The crosslinking behavior of polymers such as rubber can be investigated with similarly working vulcanized elements.


Rheometers are sometimes used in quality assurance , but primarily in product development and research. So z. B. Curing processes of reactive adhesive systems can be investigated. A rheometer can also be used to examine more complex effects such as thixotropy . They can also be used to characterize the molecular architectures of materials with very small amounts of sample.

Test preparation and procedure using the example of a bitumen sample

Shear rheometers are used to determine the phase angle and the complex shear modulus of bitumen used in road construction. Due to a high, complex shear modulus, there is hardly any deformation on roads that are driven on at high speeds, since there is no such great deformation due to the additional shear resistance during the short load duration of the rollover.

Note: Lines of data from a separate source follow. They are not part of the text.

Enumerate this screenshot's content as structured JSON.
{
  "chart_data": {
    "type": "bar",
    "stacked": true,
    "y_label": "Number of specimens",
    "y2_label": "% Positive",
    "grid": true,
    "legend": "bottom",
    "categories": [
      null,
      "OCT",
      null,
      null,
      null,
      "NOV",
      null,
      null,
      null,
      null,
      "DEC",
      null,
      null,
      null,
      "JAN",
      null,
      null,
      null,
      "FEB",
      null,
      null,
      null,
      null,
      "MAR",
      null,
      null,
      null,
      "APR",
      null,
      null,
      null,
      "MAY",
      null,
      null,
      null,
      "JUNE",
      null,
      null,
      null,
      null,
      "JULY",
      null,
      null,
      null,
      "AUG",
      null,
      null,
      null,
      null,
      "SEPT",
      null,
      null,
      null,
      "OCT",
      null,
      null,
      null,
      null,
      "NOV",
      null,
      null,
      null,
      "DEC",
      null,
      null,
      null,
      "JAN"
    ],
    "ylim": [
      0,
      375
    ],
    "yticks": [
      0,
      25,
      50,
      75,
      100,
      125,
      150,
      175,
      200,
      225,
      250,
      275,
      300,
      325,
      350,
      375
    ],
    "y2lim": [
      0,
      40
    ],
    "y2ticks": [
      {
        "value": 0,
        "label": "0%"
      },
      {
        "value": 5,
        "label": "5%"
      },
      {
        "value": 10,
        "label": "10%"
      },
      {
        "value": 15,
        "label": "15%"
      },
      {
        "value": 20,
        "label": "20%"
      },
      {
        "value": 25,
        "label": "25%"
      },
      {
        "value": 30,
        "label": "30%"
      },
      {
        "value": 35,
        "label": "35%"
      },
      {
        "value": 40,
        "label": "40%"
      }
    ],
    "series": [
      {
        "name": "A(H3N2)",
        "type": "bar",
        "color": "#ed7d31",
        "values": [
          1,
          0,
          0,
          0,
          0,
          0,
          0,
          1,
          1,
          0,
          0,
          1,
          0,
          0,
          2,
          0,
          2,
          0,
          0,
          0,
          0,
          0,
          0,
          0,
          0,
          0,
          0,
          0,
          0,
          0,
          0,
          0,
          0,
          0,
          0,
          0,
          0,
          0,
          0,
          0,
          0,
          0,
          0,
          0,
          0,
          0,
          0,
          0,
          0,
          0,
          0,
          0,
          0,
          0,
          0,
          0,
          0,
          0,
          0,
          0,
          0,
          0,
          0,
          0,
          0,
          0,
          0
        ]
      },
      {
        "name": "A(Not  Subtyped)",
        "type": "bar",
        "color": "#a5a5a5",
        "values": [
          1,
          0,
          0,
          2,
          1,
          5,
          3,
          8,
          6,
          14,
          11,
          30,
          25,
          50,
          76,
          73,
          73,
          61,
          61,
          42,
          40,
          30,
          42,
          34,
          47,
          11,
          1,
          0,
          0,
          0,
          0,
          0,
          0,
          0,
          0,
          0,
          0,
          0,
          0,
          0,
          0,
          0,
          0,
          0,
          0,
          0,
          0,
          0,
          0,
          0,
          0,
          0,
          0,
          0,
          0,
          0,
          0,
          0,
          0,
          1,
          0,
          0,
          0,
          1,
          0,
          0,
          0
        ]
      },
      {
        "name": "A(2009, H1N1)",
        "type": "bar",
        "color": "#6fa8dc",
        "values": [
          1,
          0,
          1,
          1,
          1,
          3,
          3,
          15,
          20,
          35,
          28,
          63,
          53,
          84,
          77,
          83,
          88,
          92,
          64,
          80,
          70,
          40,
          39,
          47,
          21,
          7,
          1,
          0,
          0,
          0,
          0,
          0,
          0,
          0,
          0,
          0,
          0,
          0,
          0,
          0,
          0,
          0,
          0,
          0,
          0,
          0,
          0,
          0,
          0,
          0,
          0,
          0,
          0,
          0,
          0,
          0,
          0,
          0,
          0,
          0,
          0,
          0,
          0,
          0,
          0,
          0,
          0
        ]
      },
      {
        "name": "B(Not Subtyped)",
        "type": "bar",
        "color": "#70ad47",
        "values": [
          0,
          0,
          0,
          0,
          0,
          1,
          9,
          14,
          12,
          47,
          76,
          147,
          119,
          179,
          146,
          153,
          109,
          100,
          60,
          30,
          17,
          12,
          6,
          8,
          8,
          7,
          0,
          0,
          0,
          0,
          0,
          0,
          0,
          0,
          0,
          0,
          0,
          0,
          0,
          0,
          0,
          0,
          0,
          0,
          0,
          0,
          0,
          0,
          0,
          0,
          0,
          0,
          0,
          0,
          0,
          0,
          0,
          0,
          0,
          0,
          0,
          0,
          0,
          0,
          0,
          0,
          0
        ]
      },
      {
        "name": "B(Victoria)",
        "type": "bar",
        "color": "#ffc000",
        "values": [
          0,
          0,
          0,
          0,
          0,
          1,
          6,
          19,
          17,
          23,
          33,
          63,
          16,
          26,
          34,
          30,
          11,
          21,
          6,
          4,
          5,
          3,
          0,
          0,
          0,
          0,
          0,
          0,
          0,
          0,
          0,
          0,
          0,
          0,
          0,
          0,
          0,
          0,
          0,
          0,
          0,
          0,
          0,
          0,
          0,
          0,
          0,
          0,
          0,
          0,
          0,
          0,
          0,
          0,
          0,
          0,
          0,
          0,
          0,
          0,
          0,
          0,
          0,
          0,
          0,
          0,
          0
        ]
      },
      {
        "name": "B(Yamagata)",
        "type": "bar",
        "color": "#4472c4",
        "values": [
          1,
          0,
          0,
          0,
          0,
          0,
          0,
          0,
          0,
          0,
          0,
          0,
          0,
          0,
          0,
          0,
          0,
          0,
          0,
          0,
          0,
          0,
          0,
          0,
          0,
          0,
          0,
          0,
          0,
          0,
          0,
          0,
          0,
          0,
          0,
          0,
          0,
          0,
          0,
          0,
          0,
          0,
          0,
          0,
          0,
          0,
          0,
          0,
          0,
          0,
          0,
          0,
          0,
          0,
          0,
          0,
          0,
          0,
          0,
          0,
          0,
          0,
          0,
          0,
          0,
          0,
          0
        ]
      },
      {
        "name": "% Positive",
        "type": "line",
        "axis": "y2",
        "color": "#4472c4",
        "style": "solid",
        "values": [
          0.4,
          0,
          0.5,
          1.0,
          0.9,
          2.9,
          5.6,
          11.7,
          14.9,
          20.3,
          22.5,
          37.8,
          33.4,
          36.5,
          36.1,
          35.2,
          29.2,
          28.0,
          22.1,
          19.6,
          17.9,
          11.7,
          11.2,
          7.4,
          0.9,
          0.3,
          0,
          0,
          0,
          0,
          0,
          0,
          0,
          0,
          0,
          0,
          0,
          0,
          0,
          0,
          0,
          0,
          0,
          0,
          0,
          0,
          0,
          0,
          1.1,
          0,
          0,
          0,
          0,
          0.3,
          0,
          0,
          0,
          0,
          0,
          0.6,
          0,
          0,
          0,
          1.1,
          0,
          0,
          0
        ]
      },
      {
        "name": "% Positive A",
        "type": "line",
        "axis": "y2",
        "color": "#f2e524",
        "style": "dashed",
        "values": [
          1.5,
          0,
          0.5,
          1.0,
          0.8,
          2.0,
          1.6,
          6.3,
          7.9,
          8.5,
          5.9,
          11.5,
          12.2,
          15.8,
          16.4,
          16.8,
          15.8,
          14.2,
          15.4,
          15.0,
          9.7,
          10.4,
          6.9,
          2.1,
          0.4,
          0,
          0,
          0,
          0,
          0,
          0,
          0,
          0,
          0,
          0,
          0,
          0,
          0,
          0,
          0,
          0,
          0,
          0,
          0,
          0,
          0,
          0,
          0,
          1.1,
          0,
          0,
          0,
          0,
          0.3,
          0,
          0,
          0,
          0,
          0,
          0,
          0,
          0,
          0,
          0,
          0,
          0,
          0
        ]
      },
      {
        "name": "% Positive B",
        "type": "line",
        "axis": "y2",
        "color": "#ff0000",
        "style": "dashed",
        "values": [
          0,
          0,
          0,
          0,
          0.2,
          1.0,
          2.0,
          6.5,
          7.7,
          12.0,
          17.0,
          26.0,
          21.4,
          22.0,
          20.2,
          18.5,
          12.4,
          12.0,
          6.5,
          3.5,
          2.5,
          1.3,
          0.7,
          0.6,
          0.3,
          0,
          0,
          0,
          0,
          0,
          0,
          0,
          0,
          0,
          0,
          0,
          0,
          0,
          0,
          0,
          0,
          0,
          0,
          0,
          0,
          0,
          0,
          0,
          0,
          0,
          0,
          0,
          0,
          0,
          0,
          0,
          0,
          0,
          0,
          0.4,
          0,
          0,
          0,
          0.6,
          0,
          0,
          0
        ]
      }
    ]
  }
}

To create the bitumen sample, the material is pressed at 80 ° C to a thickness of 2 mm, then punched to the test size and placed in the middle of the lower measuring plate. After lowering the upper measuring plate and setting the test gap of one millimeter, the protrusions are cut off. A water bath (60 ° C) is created around the sample to maintain a constant test temperature.

For the test, the two plates are shifted or rotated against each other while oscillating, with the prescribed frequency of 1.59 Hz and a shear deformation of approximately 12% at the maximum points. The applied load τ and the resulting deformation γ are recorded separately over a test duration of several minutes.


  • Lothar Gehm: Rheology - Practice-oriented basics and glossary . Vincentz Network, Hannover 1998, ISBN 3-87870-449-6 .
  • Thomas Mezger: The rheology handbook: for users of rotation and oscillation rheometers . 2nd edition, Vincentz Network, Hannover 2006, ISBN 3-87870-567-0 .
  • Gebhard Schramm: Introduction to Rheology and Rheometry . 2nd edition, Thermo Fisher Scientific, Karlsruhe 2004.